In the figure,$ABC$ is a right triangle right-angled at $A$. $BCED$,$ACFG$,and $ABMN$ are squares on the sides $BC$,$CA$,and $AB$ respectively. Line segment $AX \perp DE$ meets $BC$ at $Y$. Show that: $\operatorname{ar}(BYXD) = 2 \operatorname{ar}(MBC)$

(N/A) To prove: $\operatorname{ar}(BYXD) = 2 \operatorname{ar}(\Delta MBC)$
$1$. Consider $\Delta ABD$ and $\Delta MBC$. In these triangles,$AB = MB$ (sides of square $ABMN$) and $BD = BC$ (sides of square $BCED$). Also,$\angle ABD = \angle ABC + 90^\circ$ and $\angle MBC = \angle ABC + 90^\circ$. Thus,$\angle ABD = \angle MBC$. By $SAS$ congruence,$\Delta ABD \cong \Delta MBC$. Therefore,$\operatorname{ar}(\Delta ABD) = \operatorname{ar}(\Delta MBC)$.
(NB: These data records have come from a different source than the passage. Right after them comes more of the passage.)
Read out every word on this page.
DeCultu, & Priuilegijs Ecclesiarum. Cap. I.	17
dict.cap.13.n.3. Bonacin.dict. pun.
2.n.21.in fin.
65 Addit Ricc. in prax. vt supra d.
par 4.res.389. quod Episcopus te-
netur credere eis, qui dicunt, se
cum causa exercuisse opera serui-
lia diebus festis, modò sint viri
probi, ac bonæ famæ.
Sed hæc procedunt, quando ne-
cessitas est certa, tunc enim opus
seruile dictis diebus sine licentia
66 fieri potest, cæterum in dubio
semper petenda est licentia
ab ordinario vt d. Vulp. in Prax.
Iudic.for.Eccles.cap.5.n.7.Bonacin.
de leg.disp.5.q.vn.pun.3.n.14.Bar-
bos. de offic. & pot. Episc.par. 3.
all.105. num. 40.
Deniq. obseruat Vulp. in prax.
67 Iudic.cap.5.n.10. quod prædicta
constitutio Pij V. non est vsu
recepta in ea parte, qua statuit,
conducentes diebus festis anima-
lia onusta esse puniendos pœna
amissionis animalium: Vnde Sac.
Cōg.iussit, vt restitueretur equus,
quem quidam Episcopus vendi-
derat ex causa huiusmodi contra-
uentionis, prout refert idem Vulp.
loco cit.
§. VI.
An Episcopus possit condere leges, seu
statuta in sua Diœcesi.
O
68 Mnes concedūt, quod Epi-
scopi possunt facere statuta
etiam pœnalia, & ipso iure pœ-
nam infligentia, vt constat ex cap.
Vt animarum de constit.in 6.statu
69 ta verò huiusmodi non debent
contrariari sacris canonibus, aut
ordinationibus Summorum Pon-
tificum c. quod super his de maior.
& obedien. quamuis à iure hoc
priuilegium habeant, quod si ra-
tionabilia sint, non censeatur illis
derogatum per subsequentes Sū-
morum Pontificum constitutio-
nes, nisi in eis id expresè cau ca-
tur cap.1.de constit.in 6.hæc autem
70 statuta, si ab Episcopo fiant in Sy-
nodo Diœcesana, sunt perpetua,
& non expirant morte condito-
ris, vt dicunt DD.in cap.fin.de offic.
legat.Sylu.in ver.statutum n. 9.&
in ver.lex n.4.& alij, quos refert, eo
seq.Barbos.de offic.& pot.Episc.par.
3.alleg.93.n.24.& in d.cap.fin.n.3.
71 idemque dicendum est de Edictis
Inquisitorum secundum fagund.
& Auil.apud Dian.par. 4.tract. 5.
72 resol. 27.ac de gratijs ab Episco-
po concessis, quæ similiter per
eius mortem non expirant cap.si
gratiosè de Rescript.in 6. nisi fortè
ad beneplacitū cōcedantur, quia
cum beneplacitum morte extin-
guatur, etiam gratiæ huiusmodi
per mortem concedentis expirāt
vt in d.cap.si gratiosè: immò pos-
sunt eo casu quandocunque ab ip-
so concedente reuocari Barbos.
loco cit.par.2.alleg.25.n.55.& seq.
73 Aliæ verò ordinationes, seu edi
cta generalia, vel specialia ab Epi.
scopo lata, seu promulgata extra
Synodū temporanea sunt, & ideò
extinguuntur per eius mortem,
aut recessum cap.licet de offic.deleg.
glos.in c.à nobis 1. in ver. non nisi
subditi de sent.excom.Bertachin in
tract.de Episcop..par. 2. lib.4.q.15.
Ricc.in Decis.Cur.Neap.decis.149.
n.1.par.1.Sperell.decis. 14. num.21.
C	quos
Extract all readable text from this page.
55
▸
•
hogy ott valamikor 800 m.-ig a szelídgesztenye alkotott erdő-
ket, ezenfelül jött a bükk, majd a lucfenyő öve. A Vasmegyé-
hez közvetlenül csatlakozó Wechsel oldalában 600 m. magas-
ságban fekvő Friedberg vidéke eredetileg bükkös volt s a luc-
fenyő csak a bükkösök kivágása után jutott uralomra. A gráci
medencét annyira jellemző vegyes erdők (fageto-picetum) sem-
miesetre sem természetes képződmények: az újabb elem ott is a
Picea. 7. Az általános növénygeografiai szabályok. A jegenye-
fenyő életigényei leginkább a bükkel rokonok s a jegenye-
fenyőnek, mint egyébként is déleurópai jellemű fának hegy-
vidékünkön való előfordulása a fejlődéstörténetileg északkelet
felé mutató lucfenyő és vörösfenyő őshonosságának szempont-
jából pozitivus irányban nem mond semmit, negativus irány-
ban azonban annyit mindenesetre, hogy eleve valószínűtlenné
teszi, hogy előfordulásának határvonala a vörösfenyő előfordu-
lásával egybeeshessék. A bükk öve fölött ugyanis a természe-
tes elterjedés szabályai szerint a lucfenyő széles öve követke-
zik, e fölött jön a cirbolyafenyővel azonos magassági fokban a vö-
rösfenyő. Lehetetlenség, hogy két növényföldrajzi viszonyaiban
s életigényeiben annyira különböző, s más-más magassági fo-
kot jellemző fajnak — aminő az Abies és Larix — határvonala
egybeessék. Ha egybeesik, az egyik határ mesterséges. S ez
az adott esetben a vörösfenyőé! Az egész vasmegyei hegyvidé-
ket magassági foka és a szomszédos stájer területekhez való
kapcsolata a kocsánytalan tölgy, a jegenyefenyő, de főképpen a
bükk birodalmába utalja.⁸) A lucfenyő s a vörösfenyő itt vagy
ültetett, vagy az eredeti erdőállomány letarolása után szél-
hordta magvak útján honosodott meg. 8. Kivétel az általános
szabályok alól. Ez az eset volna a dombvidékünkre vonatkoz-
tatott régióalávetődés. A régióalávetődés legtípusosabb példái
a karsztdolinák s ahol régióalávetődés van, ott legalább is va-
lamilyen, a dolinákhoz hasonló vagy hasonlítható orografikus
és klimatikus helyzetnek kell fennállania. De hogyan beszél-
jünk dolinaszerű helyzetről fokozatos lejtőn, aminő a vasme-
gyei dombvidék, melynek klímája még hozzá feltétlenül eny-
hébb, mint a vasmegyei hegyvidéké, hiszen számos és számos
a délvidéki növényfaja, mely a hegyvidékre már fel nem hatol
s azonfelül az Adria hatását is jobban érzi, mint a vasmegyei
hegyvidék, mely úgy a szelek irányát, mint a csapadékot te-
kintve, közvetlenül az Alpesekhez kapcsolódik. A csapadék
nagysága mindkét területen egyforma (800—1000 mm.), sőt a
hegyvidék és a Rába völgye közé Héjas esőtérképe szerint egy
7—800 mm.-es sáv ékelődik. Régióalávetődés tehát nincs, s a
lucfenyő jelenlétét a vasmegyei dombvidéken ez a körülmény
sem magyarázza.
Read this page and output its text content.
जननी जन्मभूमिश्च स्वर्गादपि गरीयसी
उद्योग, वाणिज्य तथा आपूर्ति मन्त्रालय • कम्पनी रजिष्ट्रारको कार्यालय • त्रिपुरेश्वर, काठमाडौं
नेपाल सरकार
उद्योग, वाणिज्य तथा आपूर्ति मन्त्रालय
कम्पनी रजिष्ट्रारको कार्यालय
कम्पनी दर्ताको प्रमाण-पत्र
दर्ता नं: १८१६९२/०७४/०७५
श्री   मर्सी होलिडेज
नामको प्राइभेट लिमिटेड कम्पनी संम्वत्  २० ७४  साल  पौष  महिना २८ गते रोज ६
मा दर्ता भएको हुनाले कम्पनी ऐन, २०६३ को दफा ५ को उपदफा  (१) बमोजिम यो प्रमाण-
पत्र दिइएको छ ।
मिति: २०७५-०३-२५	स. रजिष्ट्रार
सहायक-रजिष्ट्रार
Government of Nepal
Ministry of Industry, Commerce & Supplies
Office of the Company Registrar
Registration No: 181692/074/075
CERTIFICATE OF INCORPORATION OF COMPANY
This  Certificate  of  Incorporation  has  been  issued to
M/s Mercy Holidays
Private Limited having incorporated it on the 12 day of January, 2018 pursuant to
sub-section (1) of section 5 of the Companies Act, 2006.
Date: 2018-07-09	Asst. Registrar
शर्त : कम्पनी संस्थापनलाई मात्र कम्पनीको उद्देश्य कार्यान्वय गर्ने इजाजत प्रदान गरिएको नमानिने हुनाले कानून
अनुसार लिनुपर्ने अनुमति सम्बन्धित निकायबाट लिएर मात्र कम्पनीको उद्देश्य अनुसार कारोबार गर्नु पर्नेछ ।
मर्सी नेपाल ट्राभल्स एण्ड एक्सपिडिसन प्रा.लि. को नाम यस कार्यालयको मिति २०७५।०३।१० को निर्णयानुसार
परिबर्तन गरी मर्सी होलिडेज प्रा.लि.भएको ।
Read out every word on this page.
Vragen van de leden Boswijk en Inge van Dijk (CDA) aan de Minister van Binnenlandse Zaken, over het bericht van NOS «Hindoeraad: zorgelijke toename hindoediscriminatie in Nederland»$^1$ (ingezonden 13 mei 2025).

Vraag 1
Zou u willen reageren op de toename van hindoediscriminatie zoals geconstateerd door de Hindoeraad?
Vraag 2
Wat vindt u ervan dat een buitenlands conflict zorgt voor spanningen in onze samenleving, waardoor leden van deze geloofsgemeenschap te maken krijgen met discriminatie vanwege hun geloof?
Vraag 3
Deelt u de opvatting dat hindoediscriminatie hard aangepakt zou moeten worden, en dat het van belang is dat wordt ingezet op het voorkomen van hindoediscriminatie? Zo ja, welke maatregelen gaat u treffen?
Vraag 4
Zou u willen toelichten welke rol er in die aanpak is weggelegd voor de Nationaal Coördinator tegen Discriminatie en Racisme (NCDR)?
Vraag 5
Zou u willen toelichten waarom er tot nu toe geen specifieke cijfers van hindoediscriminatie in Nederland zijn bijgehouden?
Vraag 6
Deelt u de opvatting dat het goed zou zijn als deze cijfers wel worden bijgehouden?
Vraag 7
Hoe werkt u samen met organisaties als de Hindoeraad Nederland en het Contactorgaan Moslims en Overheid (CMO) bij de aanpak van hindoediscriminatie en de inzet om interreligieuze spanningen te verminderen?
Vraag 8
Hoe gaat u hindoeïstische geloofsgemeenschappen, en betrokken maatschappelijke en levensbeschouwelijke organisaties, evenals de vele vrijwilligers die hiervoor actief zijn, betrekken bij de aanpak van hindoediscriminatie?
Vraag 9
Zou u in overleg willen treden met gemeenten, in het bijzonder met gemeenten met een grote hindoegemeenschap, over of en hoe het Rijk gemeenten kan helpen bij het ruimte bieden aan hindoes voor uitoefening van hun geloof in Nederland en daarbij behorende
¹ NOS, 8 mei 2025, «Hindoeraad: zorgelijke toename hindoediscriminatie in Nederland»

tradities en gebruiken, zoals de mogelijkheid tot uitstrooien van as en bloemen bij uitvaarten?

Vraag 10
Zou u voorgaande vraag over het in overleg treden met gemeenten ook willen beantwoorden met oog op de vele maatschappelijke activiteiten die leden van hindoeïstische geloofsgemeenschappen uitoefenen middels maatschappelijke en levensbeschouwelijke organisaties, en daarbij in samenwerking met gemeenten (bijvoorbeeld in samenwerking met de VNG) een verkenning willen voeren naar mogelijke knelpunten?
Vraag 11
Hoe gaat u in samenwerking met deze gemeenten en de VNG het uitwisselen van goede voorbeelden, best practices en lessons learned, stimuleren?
$2$. Parallelogram $BYXD$ and $\Delta ABD$ are on the same base $BD$ and between the same parallels $BD$ and $AX$. Therefore,$\operatorname{ar}(\Delta ABD) = \frac{1}{2} \operatorname{ar}(BYXD)$.
$3$. Substituting the result from step $1$ into step $2$: $\operatorname{ar}(\Delta MBC) = \frac{1}{2} \operatorname{ar}(BYXD)$.
$4$. Hence,$\operatorname{ar}(BYXD) = 2 \operatorname{ar}(\Delta MBC)$.